Setelah Syahrul Yasin Limpo (SYL) mengundurkan diri dari jabatan Menteri Pertanian, Menteri Lingkungan Hidup dan Kehutanan Siti Nurbaya Bakar yang menjadi satu nama terakhir kader Partai NasDem di Kabinet Indonesia Maju agaknya dapat menjadi “penyelamat politik” bagi pihak-pihak yang terdampak turunan citra minor. Mengapa demikian?

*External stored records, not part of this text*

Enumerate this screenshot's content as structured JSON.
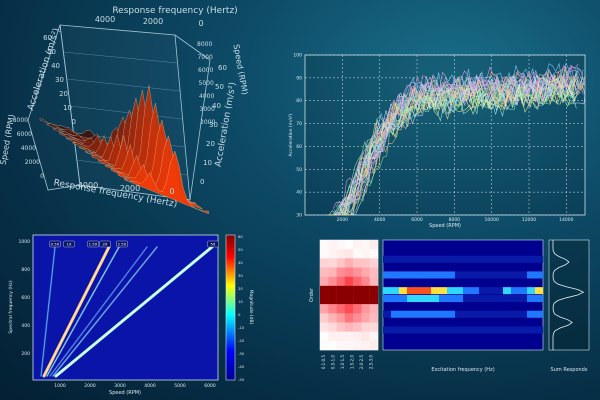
{
  "surface3d": {
    "top_axis_label": "Response frequency (Hertz)",
    "top_ticks": [
      "4000",
      "2000",
      "0"
    ],
    "bottom_axis_label": "Response frequency (Hertz)",
    "bottom_ticks": [
      "4000",
      "2000",
      "0"
    ],
    "left_axis_label": "Acceleration (m/s²)",
    "left_ticks": [
      "60",
      "50",
      "40",
      "30",
      "20",
      "10",
      "0"
    ],
    "right_axis_label": "Acceleration (m/s²)",
    "right_ticks": [
      "60",
      "50",
      "40",
      "30",
      "20",
      "10",
      "0"
    ],
    "left_depth_label": "Speed (RPM)",
    "left_depth_ticks": [
      "8000",
      "6000",
      "4000",
      "2000",
      "0"
    ],
    "right_depth_label": "Speed (RPM)",
    "right_depth_ticks": [
      "8000",
      "7000",
      "6000",
      "5000",
      "4000",
      "3000",
      "2000"
    ]
  },
  "chart_data": [
    {
      "type": "line",
      "panel": "top-right",
      "xlabel": "Speed (RPM)",
      "ylabel": "Acceleration (m/s²)",
      "x_ticks": [
        "2000",
        "4000",
        "6000",
        "8000",
        "10000",
        "12000",
        "14000"
      ],
      "y_ticks": [
        "100",
        "90",
        "80",
        "70",
        "60",
        "50",
        "40",
        "30"
      ],
      "xlim": [
        0,
        15000
      ],
      "ylim": [
        30,
        100
      ],
      "grid": true,
      "series_count": 28,
      "colors": [
        "#ff9be0",
        "#c8b8ff",
        "#9fe89a",
        "#ffe58a",
        "#8fd4ff",
        "#ffb07a",
        "#e0e0ff",
        "#a0ffd8"
      ],
      "envelope": {
        "x": [
          1800,
          2600,
          3300,
          4200,
          5000,
          5800,
          6500,
          7500,
          8500,
          9500,
          10500,
          11500,
          12500,
          13500,
          14500
        ],
        "y": [
          30,
          42,
          55,
          70,
          78,
          84,
          86,
          85,
          86,
          88,
          86,
          89,
          87,
          90,
          89
        ]
      }
    },
    {
      "type": "heatmap",
      "panel": "bottom-left",
      "xlabel": "Speed (RPM)",
      "ylabel": "Spectral frequency (Hz)",
      "colorbar_label": "Magnitude (dB)",
      "x_ticks": [
        "1000",
        "2000",
        "3000",
        "4000",
        "5000",
        "6000"
      ],
      "y_ticks": [
        "1000",
        "800",
        "600",
        "400",
        "200"
      ],
      "colorbar_ticks": [
        "60",
        "50",
        "40",
        "30",
        "20",
        "10",
        "0",
        "-10",
        "-20",
        "-30",
        "-40",
        "-50"
      ],
      "order_labels": [
        "0.5X",
        "1X",
        "1.5X",
        "2X",
        "2.5X",
        "5X"
      ],
      "colors": [
        "#7f0000",
        "#ff0000",
        "#ffff00",
        "#00ffff",
        "#0000ff",
        "#00008f"
      ]
    },
    {
      "type": "heatmap",
      "panel": "bottom-right",
      "ylabel": "Order",
      "center_xlabel": "Excitation frequency (Hz)",
      "side_xlabel": "Sum Responds",
      "left_ticks": [
        "0.1-0.5",
        "0.5-1.0",
        "1.0-1.5",
        "1.5-2.0",
        "2.0-2.5",
        "2.5-3.0"
      ],
      "colors": [
        "#000080",
        "#1f6fff",
        "#2fd0ff",
        "#ffff40",
        "#ff7020",
        "#a00000"
      ]
    }
  ]
}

Pasca pengunduran diri Menteri Pertanian (Mentan) Syahrul Yasin Limpo (SYL), praktis Menteri Lingkungan Hidup dan Kehutanan (Men LHK) Siti Nurbaya Bakar menjadi kader terakhir Partai NasDem yang tersisa di Kabinet Indonesia Maju Presiden Jokowi.
Namun, dengan daya tawar yang dimilikinya, Nur atau Baya – sapaan akrab Siti Nurbaya Bakar – kiranya dapat tetap “aman” dan menjadi penyelamat bahtera politik koalisi Partai NasDem dan Anies Baswedan di Pilpres 2024. Bagaimana itu bisa terjadi?
Di luar konteks bantahan yang pasti muncul dari upaya menghindari tendensi politis, menteri asal Partai NasDem satu per satu “tumbang” melalui penjegalan kasus hukum. Menariknya, itu terjadi pasca deklarasi dukungan Ketua Umum Partai Nasdem Surya Paloh kepada Anies Baswedan sebagai bacapres 2024 pada Oktober 2022 lalu.
Anies yang dicap sebagai antitesis Presiden Jokowi-PDIP namun di saat yang sama Partai NasDem berada di koalisi pemerintah, membuat impresi politis atas apa yang terjadi pada eks Menteri Komunikasi dan Informatika (Menkominfo) Johnny G. Plate dan SYL agaknya tak bisa dihindari.
Mundur ke belakang, isu reshuffle sempat muncul dan dihembuskan oleh Ketua DPP PDIP Djarot Saiful Hidayat pada Desember 2022. Saat itu, Djarot menyoroti kinerja yang kurang apik dari dua menteri kader Partai NasDem, yakni SYL dan Nur.
Di kemudian hari pasca dorongan Djarot, SYL dan – justru – Johnny G. Plate yang tersandung kasus rasuah.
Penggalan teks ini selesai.